今回はこの時期でもお問い合わせの多い、増税に関する事業者の注意点についてお伝えます。
(1)消費税の転嫁拒否等の行為の禁止
平成26年4月1日以後の、継続的な取引を行っている事業者から受ける商品やサービスの供給に関して、次の4つの行為は禁止されています。

出典:日本商工会議所「消費税の転嫁対策特別措置法5つのポイント」より

このように、消費税の増税に関して増税分を価格に転嫁せず、不当にその分の負担を求めること等を禁止しています。仮にこのような不当な行為を受けた場合には、商工会議所、公正取引委員会、中小企業庁等の専用窓口で相談が受けることができ、これらの行為は取締の対象となります。
(2)消費税還元セールの禁止
平成26年4月1日以後に、自社の商品やサービスの広告等への表示に関して、「消費税」という単語を使用した、次のような表示が禁止されました。
これは、消費者に誤認を与えたり取引先への転嫁の阻害や買い叩きをしたりしないように、消費税に関連して安売りや広告を出すことを禁止したものです。
・消費税は転嫁しません!
・消費税還元!
・消費税は当社が負担!
・消費税分値下げ!
しかし、消費税とは関連しない内容での
・3%値下げセール!
・8%ポイントサービス!
など、たまたま率が同じになっただけのセール等は問題がないといわれています。
ポイントは、「消費税の還元」「増税に関連する相当分の値下げ」等の意味にとられない表示にすることが重要です。要は、消費税の転嫁はしなくてはならないのです。
(3)総額表示の義務が緩和され、「外税表示(税抜表示)」が認められます。
消費者(エンドユーザー)への価格表示に関して、事業者は「総額表示」すなわち税込価格での表示の義務があります。しかし、今後8%への増税後にも10%への増税も控えていることなどから、その表示上の煩雑さを考慮し、平成25年10月1日から「外税表示(税抜表示)」することが認められるようになりました。

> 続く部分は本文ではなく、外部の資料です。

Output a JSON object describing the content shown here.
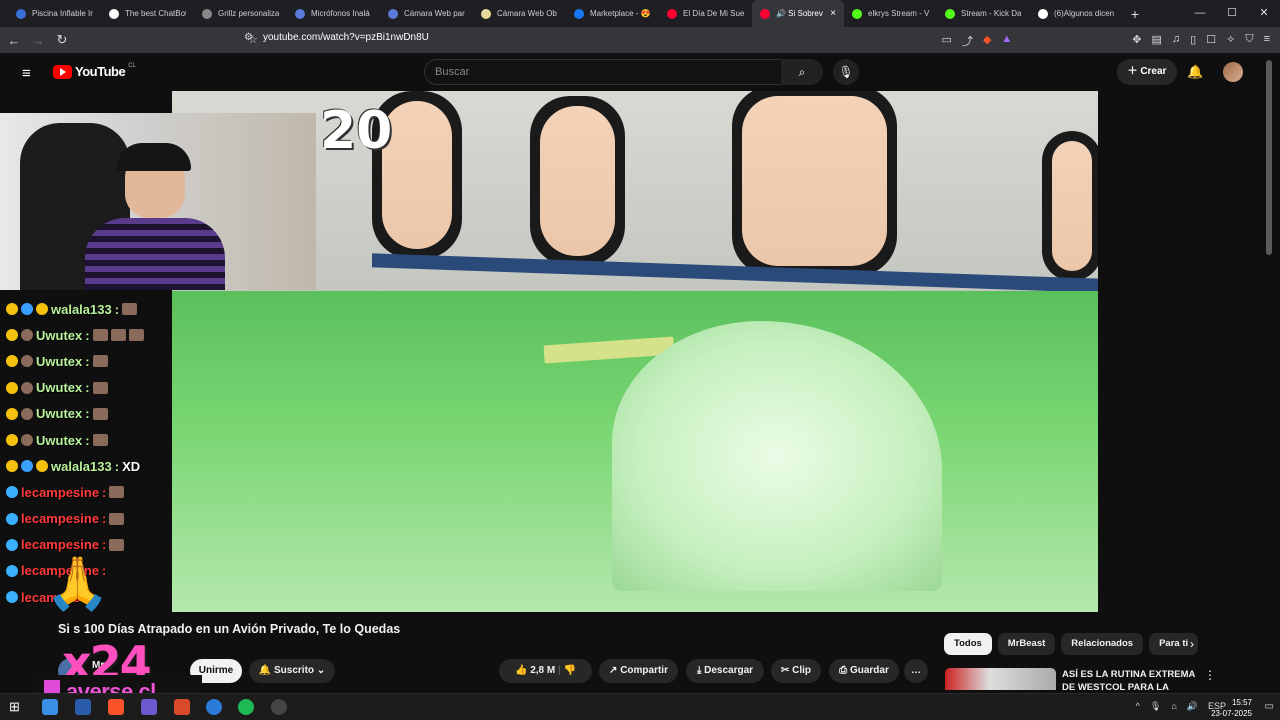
{
  "browser": {
    "tabs": [
      {
        "title": "Piscina Inflable In",
        "color": "#3b6fd8"
      },
      {
        "title": "The best ChatBot",
        "color": "#ffffff"
      },
      {
        "title": "Grillz personaliza",
        "color": "#888888"
      },
      {
        "title": "Micrófonos Inalá",
        "color": "#5a7ad8"
      },
      {
        "title": "Cámara Web par",
        "color": "#5a7ad8"
      },
      {
        "title": "Cámara Web Ob",
        "color": "#e6d89a"
      },
      {
        "title": "Marketplace - 😍",
        "color": "#1877f2"
      },
      {
        "title": "El Día De Mi Sue",
        "color": "#ff0033"
      },
      {
        "title": "🔊 Si Sobrev",
        "color": "#ff0033",
        "active": true
      },
      {
        "title": "elkrys Stream - V",
        "color": "#53fc18"
      },
      {
        "title": "Stream - Kick Da",
        "color": "#53fc18"
      },
      {
        "title": "(6)Algunos dicen",
        "color": "#ffffff"
      }
    ],
    "close_tab": "×",
    "new_tab": "+",
    "window_controls": {
      "minimize": "—",
      "maximize": "☐",
      "close": "✕"
    },
    "url": "youtube.com/watch?v=pzBi1nwDn8U"
  },
  "youtube": {
    "logo_text": "YouTube",
    "country": "CL",
    "search_placeholder": "Buscar",
    "create_label": "Crear",
    "video_overlay_number": "20",
    "video_title": "Si Sobrevives 100 Días Atrapado en un Avión Privado, Te lo Quedas",
    "video_title_visible": "Si          s 100 Días Atrapado en un Avión Privado, Te lo Quedas",
    "channel_name": "Mr",
    "join_label": "Unirme",
    "subscribed_label": "Suscrito",
    "likes": "2,8 M",
    "share_label": "Compartir",
    "download_label": "Descargar",
    "clip_label": "Clip",
    "save_label": "Guardar",
    "more_label": "…",
    "chips": [
      "Todos",
      "MrBeast",
      "Relacionados",
      "Para ti"
    ],
    "chip_next": "›",
    "reco_title": "ASÍ ES LA RUTINA EXTREMA DE WESTCOL PARA LA VELADA",
    "reco_menu": "⋮"
  },
  "stream_overlay": {
    "chat": [
      {
        "user": "walala133",
        "text": "",
        "color": "#b9f29a",
        "badges": [
          "#f4c20d",
          "#3aa0ff",
          "#f4c20d"
        ],
        "emotes": 1
      },
      {
        "user": "Uwutex",
        "text": "",
        "color": "#b9f29a",
        "badges": [
          "#f4c20d",
          "#8a6a5a"
        ],
        "emotes": 3
      },
      {
        "user": "Uwutex",
        "text": "",
        "color": "#b9f29a",
        "badges": [
          "#f4c20d",
          "#8a6a5a"
        ],
        "emotes": 1
      },
      {
        "user": "Uwutex",
        "text": "",
        "color": "#b9f29a",
        "badges": [
          "#f4c20d",
          "#8a6a5a"
        ],
        "emotes": 1
      },
      {
        "user": "Uwutex",
        "text": "",
        "color": "#b9f29a",
        "badges": [
          "#f4c20d",
          "#8a6a5a"
        ],
        "emotes": 1
      },
      {
        "user": "Uwutex",
        "text": "",
        "color": "#b9f29a",
        "badges": [
          "#f4c20d",
          "#8a6a5a"
        ],
        "emotes": 1
      },
      {
        "user": "walala133",
        "text": "XD",
        "color": "#b9f29a",
        "badges": [
          "#f4c20d",
          "#3aa0ff",
          "#f4c20d"
        ],
        "emotes": 0
      },
      {
        "user": "lecampesine",
        "text": "",
        "color": "#ff3a3a",
        "badges": [
          "#3ab0ff"
        ],
        "emotes": 1
      },
      {
        "user": "lecampesine",
        "text": "",
        "color": "#ff3a3a",
        "badges": [
          "#3ab0ff"
        ],
        "emotes": 1
      },
      {
        "user": "lecampesine",
        "text": "",
        "color": "#ff3a3a",
        "badges": [
          "#3ab0ff"
        ],
        "emotes": 1
      },
      {
        "user": "lecampesine",
        "text": "",
        "color": "#ff3a3a",
        "badges": [
          "#3ab0ff"
        ],
        "emotes": 0
      },
      {
        "user": "lecampes",
        "text": "",
        "color": "#ff3a3a",
        "badges": [
          "#3ab0ff"
        ],
        "emotes": 0
      }
    ],
    "gift_multiplier": "x24",
    "sponsor": "averse.cl"
  },
  "taskbar": {
    "language": "ESP",
    "time": "15:57",
    "date": "23-07-2025"
  }
}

出典:日本商工会議所「消費税の転嫁対策特別措置法5つのポイント」より

このように、税抜価格を前面に出すことで「値ごろ感」を強調する効果も期待できます。しかし、税抜価格であることを明確に表示しなければなりませんので注意が必要です。その価格が税込みなのか税抜きなのかわかりづらいような曖昧な表示は禁止されています。
また、消費税率を表示しないこの表示方法により将来10%に増税した場合でも、広告の版下等の変更なく対応が可能となります。
今回は消費税の増税に関連した注意点を3つ確認してみました。
特に(3)に関しては、売上高を構成する税抜き本体部分の見直し、要は、価格設定の見直しの機会にもなるものと考えています。
増税前の駆け込み需要もまもなく落ち着くことでしょう。
本当の勝負は4月以降です。今回取り上げた転嫁拒否等の不当な圧力も、既に水面下では行われているのかもしれません。
しかしこのような相手に屈することなく、価格設定の見直しも、是非とも出来る範囲で実行されてみてはいかがでしょうか。